# Analysis pipeline for Prolific data

In [None]:
%load_ext autoreload
%autoreload 2

In [None]:
import os

import json
import numpy as np
import pandas as pd
import matplotlib.pyplot as plt
import seaborn as sns

from battleship.board import Board
from analysis import load_dataset

In [None]:
%config InlineBackend.figure_format = 'retina'

# set seaborn color palette
sns.set_palette("Set2")

# set seaborn style
sns.set_style("whitegrid")
sns.set_context("talk")

In [None]:
# EXPERIMENT_NAME = "battleship-2024-10-03-19-28-28"
# EXPERIMENT_NAME = "battleship-pilot-v2"
EXPERIMENT_NAME = "battleship-final-data"

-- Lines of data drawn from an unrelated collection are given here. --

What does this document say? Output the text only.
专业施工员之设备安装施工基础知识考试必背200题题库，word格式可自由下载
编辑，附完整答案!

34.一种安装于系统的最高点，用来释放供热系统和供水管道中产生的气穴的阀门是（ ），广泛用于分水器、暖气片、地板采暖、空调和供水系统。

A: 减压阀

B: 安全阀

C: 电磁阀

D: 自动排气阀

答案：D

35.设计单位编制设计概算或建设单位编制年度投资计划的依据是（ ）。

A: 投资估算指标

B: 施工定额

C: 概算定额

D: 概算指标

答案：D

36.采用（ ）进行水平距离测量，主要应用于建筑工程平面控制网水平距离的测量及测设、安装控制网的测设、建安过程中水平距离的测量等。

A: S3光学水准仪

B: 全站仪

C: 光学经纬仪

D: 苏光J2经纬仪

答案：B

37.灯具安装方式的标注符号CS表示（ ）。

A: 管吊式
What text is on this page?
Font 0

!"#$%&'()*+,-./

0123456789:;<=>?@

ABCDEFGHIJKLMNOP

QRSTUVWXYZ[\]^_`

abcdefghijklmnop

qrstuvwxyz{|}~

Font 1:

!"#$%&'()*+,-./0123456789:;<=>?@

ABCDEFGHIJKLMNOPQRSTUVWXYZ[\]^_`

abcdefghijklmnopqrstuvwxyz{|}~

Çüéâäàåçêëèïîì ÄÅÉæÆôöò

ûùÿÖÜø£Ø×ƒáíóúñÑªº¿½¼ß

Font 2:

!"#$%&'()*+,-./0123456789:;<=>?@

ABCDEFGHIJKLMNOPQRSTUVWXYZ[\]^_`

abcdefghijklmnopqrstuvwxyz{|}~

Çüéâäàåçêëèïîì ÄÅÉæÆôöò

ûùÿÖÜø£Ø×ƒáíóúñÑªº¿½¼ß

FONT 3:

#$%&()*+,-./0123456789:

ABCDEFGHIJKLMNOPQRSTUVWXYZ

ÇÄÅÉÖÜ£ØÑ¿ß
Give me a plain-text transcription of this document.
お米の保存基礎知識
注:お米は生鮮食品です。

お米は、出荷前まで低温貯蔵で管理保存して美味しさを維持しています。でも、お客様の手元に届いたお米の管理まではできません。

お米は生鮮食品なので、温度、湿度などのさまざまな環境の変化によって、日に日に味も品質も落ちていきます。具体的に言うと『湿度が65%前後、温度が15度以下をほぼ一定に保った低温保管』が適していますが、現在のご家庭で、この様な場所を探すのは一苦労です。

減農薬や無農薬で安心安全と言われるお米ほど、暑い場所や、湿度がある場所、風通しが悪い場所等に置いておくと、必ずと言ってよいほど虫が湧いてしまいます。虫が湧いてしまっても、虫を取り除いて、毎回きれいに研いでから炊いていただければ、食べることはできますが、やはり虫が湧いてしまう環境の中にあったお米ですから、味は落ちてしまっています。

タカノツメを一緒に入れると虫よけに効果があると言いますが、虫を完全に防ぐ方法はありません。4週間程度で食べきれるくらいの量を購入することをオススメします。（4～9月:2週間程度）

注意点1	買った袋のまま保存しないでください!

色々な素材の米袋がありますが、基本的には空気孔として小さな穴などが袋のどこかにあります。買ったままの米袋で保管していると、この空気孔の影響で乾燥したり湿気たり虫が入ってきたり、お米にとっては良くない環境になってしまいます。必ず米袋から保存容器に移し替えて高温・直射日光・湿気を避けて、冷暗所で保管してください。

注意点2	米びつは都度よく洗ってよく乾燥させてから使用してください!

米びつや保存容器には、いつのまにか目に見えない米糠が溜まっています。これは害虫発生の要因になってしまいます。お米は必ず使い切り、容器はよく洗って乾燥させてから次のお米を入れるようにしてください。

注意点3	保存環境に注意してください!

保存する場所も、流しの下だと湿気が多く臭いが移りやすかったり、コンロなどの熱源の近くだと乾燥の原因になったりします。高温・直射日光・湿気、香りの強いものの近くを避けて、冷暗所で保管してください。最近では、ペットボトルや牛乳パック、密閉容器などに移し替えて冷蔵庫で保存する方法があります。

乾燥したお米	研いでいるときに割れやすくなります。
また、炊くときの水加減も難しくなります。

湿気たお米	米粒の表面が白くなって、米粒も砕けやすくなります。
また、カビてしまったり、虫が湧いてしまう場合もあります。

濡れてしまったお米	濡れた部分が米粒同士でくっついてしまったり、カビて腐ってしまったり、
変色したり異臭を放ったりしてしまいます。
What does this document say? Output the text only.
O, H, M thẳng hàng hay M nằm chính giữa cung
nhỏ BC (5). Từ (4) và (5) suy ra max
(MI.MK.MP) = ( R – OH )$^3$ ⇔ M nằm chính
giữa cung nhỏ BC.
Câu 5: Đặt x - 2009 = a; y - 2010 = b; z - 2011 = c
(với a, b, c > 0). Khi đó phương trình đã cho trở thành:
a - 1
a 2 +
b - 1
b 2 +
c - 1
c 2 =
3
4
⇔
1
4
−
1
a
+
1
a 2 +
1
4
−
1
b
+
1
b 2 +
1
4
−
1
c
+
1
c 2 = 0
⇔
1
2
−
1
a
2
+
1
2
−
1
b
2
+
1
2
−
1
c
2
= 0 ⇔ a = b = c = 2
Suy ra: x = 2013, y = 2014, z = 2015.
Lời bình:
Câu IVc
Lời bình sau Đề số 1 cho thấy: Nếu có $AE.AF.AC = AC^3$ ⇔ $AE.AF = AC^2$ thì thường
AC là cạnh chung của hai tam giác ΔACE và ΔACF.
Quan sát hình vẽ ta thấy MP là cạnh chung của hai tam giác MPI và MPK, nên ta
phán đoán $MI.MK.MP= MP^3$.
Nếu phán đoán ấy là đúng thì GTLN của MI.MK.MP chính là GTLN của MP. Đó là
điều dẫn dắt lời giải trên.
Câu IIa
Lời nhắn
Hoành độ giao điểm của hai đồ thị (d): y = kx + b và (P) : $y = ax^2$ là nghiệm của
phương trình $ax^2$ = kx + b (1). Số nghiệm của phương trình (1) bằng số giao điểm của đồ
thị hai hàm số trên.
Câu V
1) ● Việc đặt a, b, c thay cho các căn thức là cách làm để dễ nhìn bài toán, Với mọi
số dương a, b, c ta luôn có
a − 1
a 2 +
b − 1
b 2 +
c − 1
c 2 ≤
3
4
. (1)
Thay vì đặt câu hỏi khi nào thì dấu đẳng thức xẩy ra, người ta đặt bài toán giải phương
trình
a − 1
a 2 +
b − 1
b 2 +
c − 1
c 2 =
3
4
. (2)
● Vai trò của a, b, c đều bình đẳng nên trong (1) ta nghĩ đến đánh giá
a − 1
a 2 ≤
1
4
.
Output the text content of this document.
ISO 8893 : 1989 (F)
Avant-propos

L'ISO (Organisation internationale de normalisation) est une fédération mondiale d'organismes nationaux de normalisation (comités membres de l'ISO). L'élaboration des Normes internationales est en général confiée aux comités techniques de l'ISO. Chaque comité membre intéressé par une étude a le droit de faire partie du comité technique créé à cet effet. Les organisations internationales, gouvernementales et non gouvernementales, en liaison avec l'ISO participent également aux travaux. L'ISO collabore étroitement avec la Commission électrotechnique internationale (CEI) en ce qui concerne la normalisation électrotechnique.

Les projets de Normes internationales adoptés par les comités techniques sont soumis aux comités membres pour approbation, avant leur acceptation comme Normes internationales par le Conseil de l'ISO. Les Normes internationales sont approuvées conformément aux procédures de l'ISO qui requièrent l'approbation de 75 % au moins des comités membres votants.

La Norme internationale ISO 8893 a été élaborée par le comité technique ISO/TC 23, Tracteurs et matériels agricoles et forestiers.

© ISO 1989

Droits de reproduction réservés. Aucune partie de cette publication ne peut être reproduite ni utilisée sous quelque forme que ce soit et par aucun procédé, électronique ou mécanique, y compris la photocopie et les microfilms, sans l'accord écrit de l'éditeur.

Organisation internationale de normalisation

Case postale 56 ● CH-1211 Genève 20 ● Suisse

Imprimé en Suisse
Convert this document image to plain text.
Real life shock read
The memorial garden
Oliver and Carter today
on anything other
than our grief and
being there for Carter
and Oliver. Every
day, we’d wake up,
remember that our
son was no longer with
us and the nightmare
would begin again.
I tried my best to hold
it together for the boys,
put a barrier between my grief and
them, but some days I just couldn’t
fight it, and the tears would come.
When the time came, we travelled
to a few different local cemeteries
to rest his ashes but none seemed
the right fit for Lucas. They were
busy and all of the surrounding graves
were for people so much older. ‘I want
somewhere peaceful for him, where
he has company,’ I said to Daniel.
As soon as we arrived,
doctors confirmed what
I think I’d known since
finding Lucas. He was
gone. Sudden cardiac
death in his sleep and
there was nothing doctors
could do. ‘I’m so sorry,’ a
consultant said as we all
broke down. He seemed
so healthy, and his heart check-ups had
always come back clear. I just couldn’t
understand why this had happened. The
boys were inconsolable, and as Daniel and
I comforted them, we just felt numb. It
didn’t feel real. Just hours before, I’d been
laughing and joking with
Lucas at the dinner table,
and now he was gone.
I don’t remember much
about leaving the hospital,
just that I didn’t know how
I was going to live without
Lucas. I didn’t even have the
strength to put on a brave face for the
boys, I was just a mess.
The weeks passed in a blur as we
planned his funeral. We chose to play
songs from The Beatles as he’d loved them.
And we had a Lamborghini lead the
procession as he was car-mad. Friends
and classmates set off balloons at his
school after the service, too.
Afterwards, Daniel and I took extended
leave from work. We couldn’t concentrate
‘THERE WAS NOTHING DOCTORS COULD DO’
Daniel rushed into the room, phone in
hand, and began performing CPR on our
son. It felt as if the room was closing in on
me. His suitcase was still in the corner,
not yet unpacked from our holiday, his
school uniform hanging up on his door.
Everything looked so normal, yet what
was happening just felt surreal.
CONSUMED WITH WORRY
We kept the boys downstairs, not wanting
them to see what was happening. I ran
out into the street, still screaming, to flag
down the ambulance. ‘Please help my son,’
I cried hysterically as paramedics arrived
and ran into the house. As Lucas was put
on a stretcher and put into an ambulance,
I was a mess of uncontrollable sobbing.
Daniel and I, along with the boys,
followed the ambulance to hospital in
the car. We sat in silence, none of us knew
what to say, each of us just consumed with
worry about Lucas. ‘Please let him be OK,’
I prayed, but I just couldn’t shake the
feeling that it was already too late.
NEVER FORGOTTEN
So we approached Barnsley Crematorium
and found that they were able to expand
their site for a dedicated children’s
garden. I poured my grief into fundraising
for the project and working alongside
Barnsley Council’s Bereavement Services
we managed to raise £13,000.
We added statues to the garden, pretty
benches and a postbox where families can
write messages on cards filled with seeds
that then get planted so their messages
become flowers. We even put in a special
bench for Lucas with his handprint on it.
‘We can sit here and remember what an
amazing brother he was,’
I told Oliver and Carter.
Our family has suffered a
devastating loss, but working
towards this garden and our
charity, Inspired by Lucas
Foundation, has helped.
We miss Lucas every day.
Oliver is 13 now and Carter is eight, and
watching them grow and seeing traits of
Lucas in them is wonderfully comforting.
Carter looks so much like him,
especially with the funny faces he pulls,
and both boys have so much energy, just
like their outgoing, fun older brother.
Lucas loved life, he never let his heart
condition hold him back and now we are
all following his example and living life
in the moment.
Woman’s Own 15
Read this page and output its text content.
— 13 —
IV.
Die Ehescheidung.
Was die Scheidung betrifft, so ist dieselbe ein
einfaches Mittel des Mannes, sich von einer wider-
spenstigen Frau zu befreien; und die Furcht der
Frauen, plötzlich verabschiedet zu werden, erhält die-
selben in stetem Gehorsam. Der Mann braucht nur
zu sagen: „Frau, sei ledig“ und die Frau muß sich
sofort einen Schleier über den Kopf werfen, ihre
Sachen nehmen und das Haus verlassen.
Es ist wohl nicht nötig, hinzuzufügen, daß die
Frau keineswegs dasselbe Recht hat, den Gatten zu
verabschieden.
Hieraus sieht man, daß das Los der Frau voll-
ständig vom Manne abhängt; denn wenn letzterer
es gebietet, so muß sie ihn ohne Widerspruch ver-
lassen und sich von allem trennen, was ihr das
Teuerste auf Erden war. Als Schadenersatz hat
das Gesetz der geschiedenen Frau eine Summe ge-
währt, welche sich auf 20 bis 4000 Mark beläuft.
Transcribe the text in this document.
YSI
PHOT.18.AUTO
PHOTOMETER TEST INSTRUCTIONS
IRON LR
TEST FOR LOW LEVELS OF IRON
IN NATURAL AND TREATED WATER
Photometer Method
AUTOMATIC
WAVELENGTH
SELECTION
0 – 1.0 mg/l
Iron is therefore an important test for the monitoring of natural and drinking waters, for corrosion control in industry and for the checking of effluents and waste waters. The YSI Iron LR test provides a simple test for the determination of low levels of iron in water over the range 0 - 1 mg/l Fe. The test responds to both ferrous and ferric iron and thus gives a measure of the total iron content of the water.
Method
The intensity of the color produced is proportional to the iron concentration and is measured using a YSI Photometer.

PATH_DATA = os.path.join("data", EXPERIMENT_NAME)
PATH_EXPORT = os.path.join(PATH_DATA, "export")
PATH_BONUS_EXPORT = os.path.join(PATH_EXPORT, f"{EXPERIMENT_NAME}-bonus.csv")
os.makedirs(PATH_EXPORT, exist_ok=True)

In [None]:
df = load_dataset(PATH_DATA, use_gold=True, drop_incomplete=False)

In [None]:
df.columns

In [None]:
df["messageType"].value_counts()

In [None]:
df["name"].value_counts()

In [None]:
df["board_id"].value_counts()

In [None]:
df["messageText"].value_counts()

In [None]:
df.groupby(["board_id"])["roundID"].nunique()

# Visualizations

## Hits

In [None]:
sns.lineplot(
    data=df,
    x="index",
    y="hits",
    hue="pairID",
    style="board_id"
)
plt.legend(title="pairID", bbox_to_anchor=(1.05, 1), loc="upper left")

In [None]:
# Calculate hits percentage for visualization purposes
df['hits_pct'] = df['hits'] / df['total_ship_tiles']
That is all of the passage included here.